Maintenance Strategy

December 102012
Maintenance Strategy
December 2012
By Bill Lydon, Editor
Maintenance strategy is becoming an important topic because of aging systems in developed countries and the lack of experienced personnel in all areas of the world. The goal of a maintenance strategy is to achieve the highest automation system availability consistent with the organization’s safety, capital investment and profit goals. Availability is defined as how often the system is operationally available for use and functioning correctly. When the system is not 100% available, production profits are lost. What is the best way to achieve higher availability?

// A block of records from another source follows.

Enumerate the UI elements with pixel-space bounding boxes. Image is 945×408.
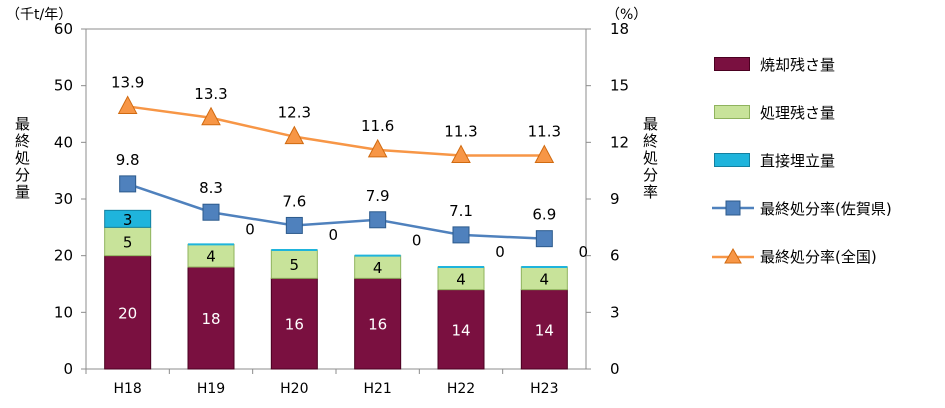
left-axis-label: 最終処分量 <box>13 116 31 201</box>
square-marker-icon <box>725 200 741 216</box>
square-marker-icon <box>535 230 553 248</box>
line-data-label: 13.3 <box>194 85 227 103</box>
triangle-marker-icon <box>201 106 221 126</box>
triangle-marker-icon <box>724 247 742 264</box>
triangle-marker-icon <box>367 138 388 158</box>
bar-data-label: 4 <box>540 270 550 288</box>
bar-data-label: 4 <box>206 248 216 266</box>
left-tick-label: 30 <box>54 190 73 208</box>
bar-segment <box>354 277 402 370</box>
line-data-label: 7.1 <box>449 202 473 220</box>
triangle-marker-icon <box>117 95 138 114</box>
triangle-marker-icon <box>451 144 471 164</box>
bar-data-label: 5 <box>290 256 300 274</box>
legend-line-saga <box>712 200 754 216</box>
plot-frame <box>85 28 587 370</box>
right-tick-label: 3 <box>610 303 620 321</box>
bar-data-label: 0 <box>329 226 339 244</box>
line-data-label: 11.6 <box>361 117 394 135</box>
right-tick-label: 9 <box>610 190 620 208</box>
triangle-marker-icon <box>284 125 305 145</box>
legend-item-direct: 直接埋立量 <box>712 136 940 184</box>
bar-data-label: 0 <box>412 232 422 250</box>
square-marker-icon <box>119 175 137 193</box>
bar-segment <box>270 249 318 279</box>
line-data-label: 7.6 <box>282 192 306 210</box>
bar-data-label: 18 <box>201 310 220 328</box>
legend-label: 処理残さ量 <box>760 103 836 122</box>
bar-data-label: 16 <box>368 316 387 334</box>
x-tick-label: H21 <box>363 381 391 397</box>
left-tick-label: 20 <box>54 247 73 265</box>
bar-data-label: 0 <box>495 243 505 261</box>
line-data-label: 8.3 <box>199 179 223 197</box>
right-tick-label: 15 <box>610 77 629 95</box>
line-data-label: 13.9 <box>111 73 144 91</box>
bar-segment <box>437 289 485 370</box>
x-tick-label: H19 <box>197 381 225 397</box>
bar-data-label: 4 <box>373 259 383 277</box>
x-tick-label: H20 <box>280 381 308 397</box>
legend-item-treatment: 処理残さ量 <box>712 88 940 136</box>
line-data-label: 9.8 <box>116 151 140 169</box>
left-tick-label: 10 <box>54 303 73 321</box>
x-tick-label: H23 <box>530 381 558 397</box>
legend-label: 焼却残さ量 <box>760 55 836 74</box>
left-tick-label: 60 <box>54 20 73 38</box>
bar-segment <box>270 277 318 370</box>
legend: 焼却残さ量 処理残さ量 直接埋立量 最終処分率(佐賀県) 最終処分率(全国) <box>712 40 940 280</box>
right-axis-label: 最終処分率 <box>641 116 659 201</box>
bar-data-label: 4 <box>456 270 466 288</box>
right-tick-label: 0 <box>610 360 620 378</box>
series-line <box>127 105 545 157</box>
bar-segment <box>104 255 152 370</box>
legend-label: 最終処分率(佐賀県) <box>760 199 892 218</box>
legend-label: 最終処分率(全国) <box>760 247 877 266</box>
line-data-label: 12.3 <box>278 104 311 122</box>
bar-data-label: 5 <box>123 234 133 252</box>
legend-item-national: 最終処分率(全国) <box>712 232 940 280</box>
square-marker-icon <box>202 203 220 221</box>
right-axis-unit: （%） <box>606 7 648 23</box>
bar-data-label: 0 <box>245 220 255 238</box>
legend-swatch-direct <box>712 152 754 168</box>
left-tick-label: 0 <box>63 360 73 378</box>
square-marker-icon <box>369 211 387 229</box>
line-data-label: 7.9 <box>366 187 390 205</box>
x-tick-label: H18 <box>113 381 141 397</box>
bar-data-label: 3 <box>123 211 133 229</box>
legend-item-saga: 最終処分率(佐賀県) <box>712 184 940 232</box>
x-tick-label: H22 <box>447 381 475 397</box>
bar-segment <box>104 209 152 228</box>
line-data-label: 11.3 <box>528 123 561 141</box>
bar-data-label: 20 <box>118 304 137 322</box>
left-tick-label: 40 <box>54 133 73 151</box>
legend-label: 直接埋立量 <box>760 151 836 170</box>
legend-swatch-incineration <box>712 56 754 72</box>
left-axis-unit: （千t/年） <box>6 7 73 23</box>
series-line <box>127 182 545 240</box>
right-tick-label: 6 <box>610 247 620 265</box>
bar-data-label: 14 <box>535 321 554 339</box>
bar-data-label: 0 <box>579 243 589 261</box>
square-marker-icon <box>285 216 303 234</box>
line-data-label: 11.3 <box>444 123 477 141</box>
line-data-label: 6.9 <box>532 206 556 224</box>
legend-item-incineration: 焼却残さ量 <box>712 40 940 88</box>
legend-line-national <box>712 247 754 264</box>
bar-data-label: 16 <box>285 316 304 334</box>
legend-swatch-treatment <box>712 104 754 120</box>
triangle-marker-icon <box>534 144 555 164</box>
right-tick-label: 12 <box>610 133 629 151</box>
bar-segment <box>187 266 235 370</box>
square-marker-icon <box>452 226 470 244</box>
right-tick-label: 18 <box>610 20 629 38</box>
bar-data-label: 14 <box>451 321 470 339</box>
left-tick-label: 50 <box>54 77 73 95</box>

Reliability-Centered Maintenance
Reliability Centered Maintenance (RCM) provides some ideas and thought provoking questions. RCM involves the establishment or improvement of a maintenance program utilizing a systematic, structured approach that is based on the consequences of failure, emphasizing the functional importance of system components and their failure/maintenance history. The concept finds its roots in the early 1960s, with strategies for commercial aircraft when wide-body jets were introduced into commercial airline service. A major concern of airlines was that existing time-based preventive maintenance programs would threaten the economic viability of larger, more complex aircraft. The experience of airlines with the RCM approach was that maintenance costs remained roughly constant but that the availability and reliability of their planes improved. RCM is now standard practice for most of the world's airlines.  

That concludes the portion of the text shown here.